Была ли в тот день вода у Арье Йосефа? Конечно — в отличие от меня, он точно знал, что такое прогулка в хамсин, и не вышел бы из дому без фляги. Но кроме фляги он взял с собой еще кое-что — пистолет. Зачем пистолет человеку, который идет сдаваться? Сдаваясь, люди бросают оружие на землю, а не засовывают за пояс. И все-таки Арье Йосеф шел именно сдаваться — ведь для него вторичный возврат в Россию означал не что иное, как последнее и окончательное поражение.

Как это сказала Ольга? — «он привез свой подвал с собой». Это так, причем дьявольская ирония ситуации заключалась в том, что Арье Йосефа подвела как раз самая сильная его сторона — язык. Язык — умение провести точный анализ, выразить себя в речи, составить текст — устный ли, письменный — все равно. Как человек, как осознавший себя заложник, Леонид Йозефович был в конечном счете текстом. Но увы — русским текстом. Чтобы начать заново, он должен был не только стать Арье Йосефом, не только создать новый текст, но еще и сделать это на другом, новом для него языке.

Нельзя сказать, что Арье Йосеф не пытался. Судя по количеству словарей и учебников в его комнате, он из кожи лез вон, чтобы научиться. Месяц за месяцем, год за годом. Отчего же так вышло, что дьявол посмеялся именно над ним? Нет-нет, это неверный вопрос — в конце концов, я ищу тут вовсе не дьявола — какое мне дело до его лукавых мотивов? Правильнее спросить: зачем вообще Арье Йосеф пришел к Эфи Липштейну — тогда, в первый раз? Ведь по сути это уже представляло собой капитуляцию, признание неспособности сотворить новый текст. Признание того печального факта, что по-настоящему он пригоден к чему-либо только там — в подвале, из которого вырвался совсем недавно — с сердцем, полным радости и надежд.

Ольга? Да, наверное. Причиной того первого возвращения была дочь. После десятилетия безуспешных попыток Арье Йосеф был вынужден поставить крест на себе, зато дочкин текст имел все шансы зазвучать так, как надо. Она уверенно и увлеченно щебетала на иврите уже через полгода после приезда.

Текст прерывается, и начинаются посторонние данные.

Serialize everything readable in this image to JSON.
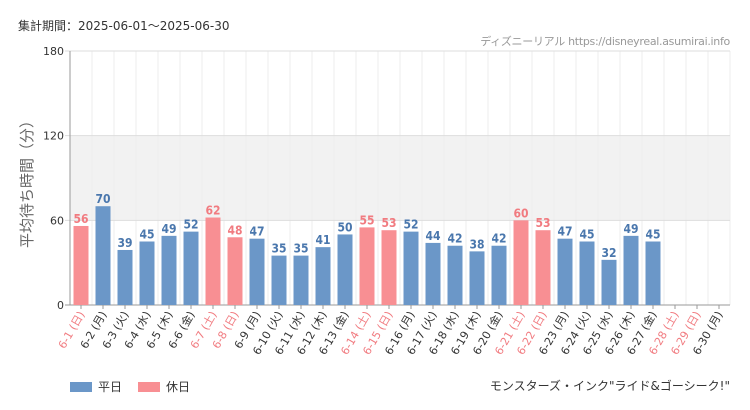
{
  "period_text": "集計期間：2025-06-01～2025-06-30",
  "site_text": "ディズニーリアル https://disneyreal.asumirai.info",
  "attraction_name": "モンスターズ・インク\"ライド&ゴーシーク!\"",
  "colors": {
    "weekday": "#6b97c8",
    "holiday": "#f88f93",
    "weekday_label": "#4a77ad",
    "holiday_label": "#f17b80",
    "band": "#f2f2f2",
    "grid": "#dddddd"
  },
  "legend": [
    {
      "label": "平日",
      "color": "#6b97c8"
    },
    {
      "label": "休日",
      "color": "#f88f93"
    }
  ],
  "chart_data": {
    "type": "bar",
    "ylabel": "平均待ち時間（分）",
    "xlabel": "",
    "ylim": [
      0,
      180
    ],
    "yticks": [
      0,
      60,
      120,
      180
    ],
    "shaded_band": [
      60,
      120
    ],
    "grid": true,
    "categories": [
      "6-1 (日)",
      "6-2 (月)",
      "6-3 (火)",
      "6-4 (水)",
      "6-5 (木)",
      "6-6 (金)",
      "6-7 (土)",
      "6-8 (日)",
      "6-9 (月)",
      "6-10 (火)",
      "6-11 (水)",
      "6-12 (木)",
      "6-13 (金)",
      "6-14 (土)",
      "6-15 (日)",
      "6-16 (月)",
      "6-17 (火)",
      "6-18 (水)",
      "6-19 (木)",
      "6-20 (金)",
      "6-21 (土)",
      "6-22 (日)",
      "6-23 (月)",
      "6-24 (火)",
      "6-25 (水)",
      "6-26 (木)",
      "6-27 (金)",
      "6-28 (土)",
      "6-29 (日)",
      "6-30 (月)"
    ],
    "values": [
      56,
      70,
      39,
      45,
      49,
      52,
      62,
      48,
      47,
      35,
      35,
      41,
      50,
      55,
      53,
      52,
      44,
      42,
      38,
      42,
      60,
      53,
      47,
      45,
      32,
      49,
      45,
      null,
      null,
      null
    ],
    "holiday": [
      true,
      false,
      false,
      false,
      false,
      false,
      true,
      true,
      false,
      false,
      false,
      false,
      false,
      true,
      true,
      false,
      false,
      false,
      false,
      false,
      true,
      true,
      false,
      false,
      false,
      false,
      false,
      true,
      true,
      false
    ],
    "legend_position": "bottom-left"
  }
}
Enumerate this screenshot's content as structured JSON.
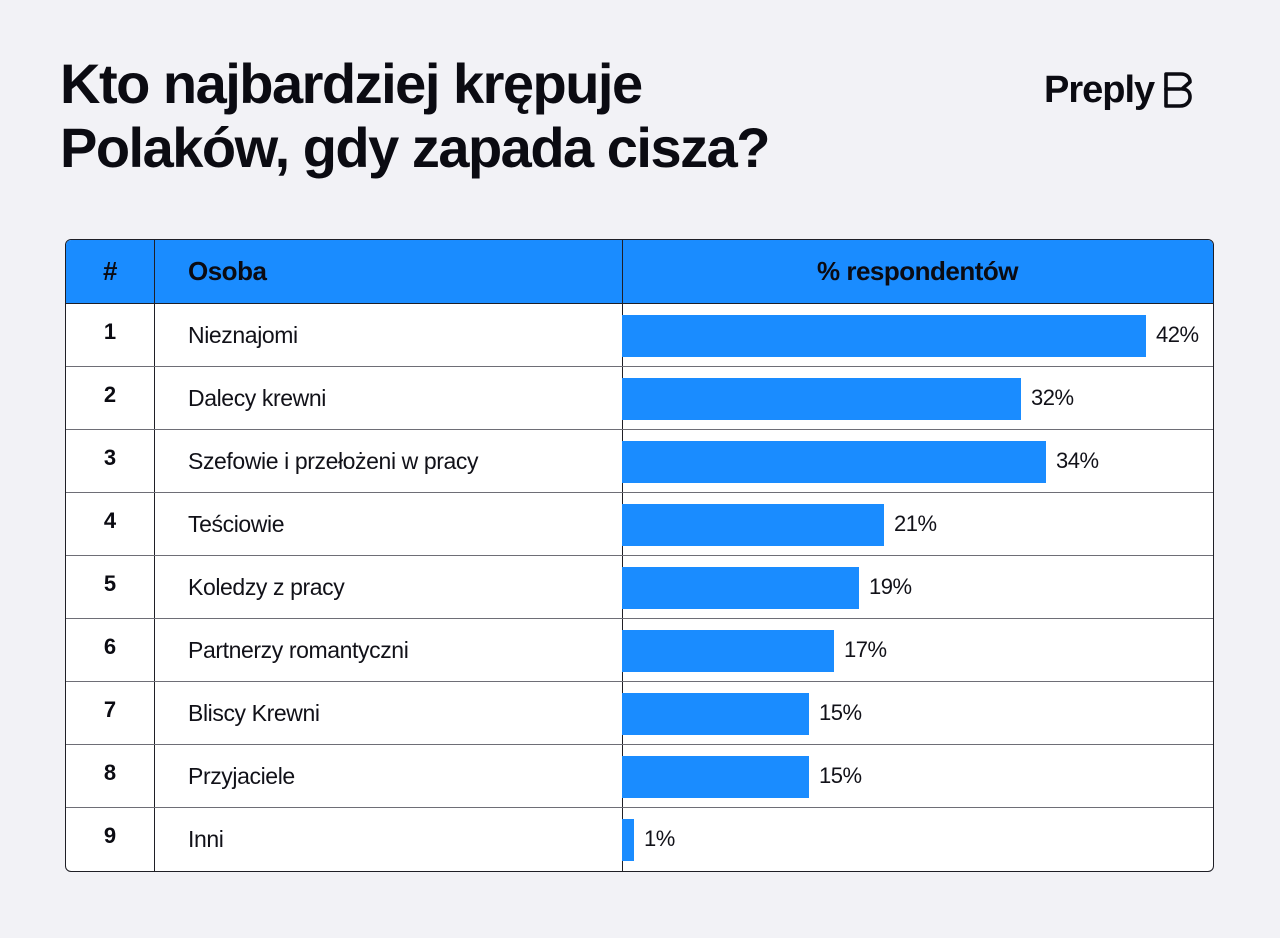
{
  "title_lines": [
    "Kto najbardziej krępuje",
    "Polaków, gdy zapada cisza?"
  ],
  "brand": {
    "name": "Preply"
  },
  "colors": {
    "accent": "#1a8cff",
    "background": "#f2f2f6",
    "text": "#0b0b12"
  },
  "table": {
    "headers": {
      "num": "#",
      "name": "Osoba",
      "pct": "% respondentów"
    }
  },
  "chart_data": {
    "type": "bar",
    "orientation": "horizontal",
    "title": "Kto najbardziej krępuje Polaków, gdy zapada cisza?",
    "xlabel": "% respondentów",
    "ylabel": "Osoba",
    "xlim": [
      0,
      42
    ],
    "grid": false,
    "ranks": [
      "1",
      "2",
      "3",
      "4",
      "5",
      "6",
      "7",
      "8",
      "9"
    ],
    "categories": [
      "Nieznajomi",
      "Dalecy krewni",
      "Szefowie i przełożeni w pracy",
      "Teściowie",
      "Koledzy z pracy",
      "Partnerzy romantyczni",
      "Bliscy Krewni",
      "Przyjaciele",
      "Inni"
    ],
    "values": [
      42,
      32,
      34,
      21,
      19,
      17,
      15,
      15,
      1
    ],
    "value_labels": [
      "42%",
      "32%",
      "34%",
      "21%",
      "19%",
      "17%",
      "15%",
      "15%",
      "1%"
    ]
  }
}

Но девочка нуждалась в помощи — в доме, в образовании, в надежной поддержке — во всем том, чего нельзя было добиться, конкурируя с китайцами на ремонте чужих квартир. И тогда Арье Йосеф подписал капитуляцию и вернулся в подвал.

Представляю себе, как его тошнило все те годы, которые он проработал у Липштейна. Но эта последняя жертва была оправданной — он увез дочь туда, где звучал лишь чистый иврит. В ее новом классе по-русски не говорил никто. Она закончила эйяльскую школу, отслужила в армии, вышла замуж. А еще она родила ребенка — чудесную девочку Тали, рожденную на свободе и для свободы.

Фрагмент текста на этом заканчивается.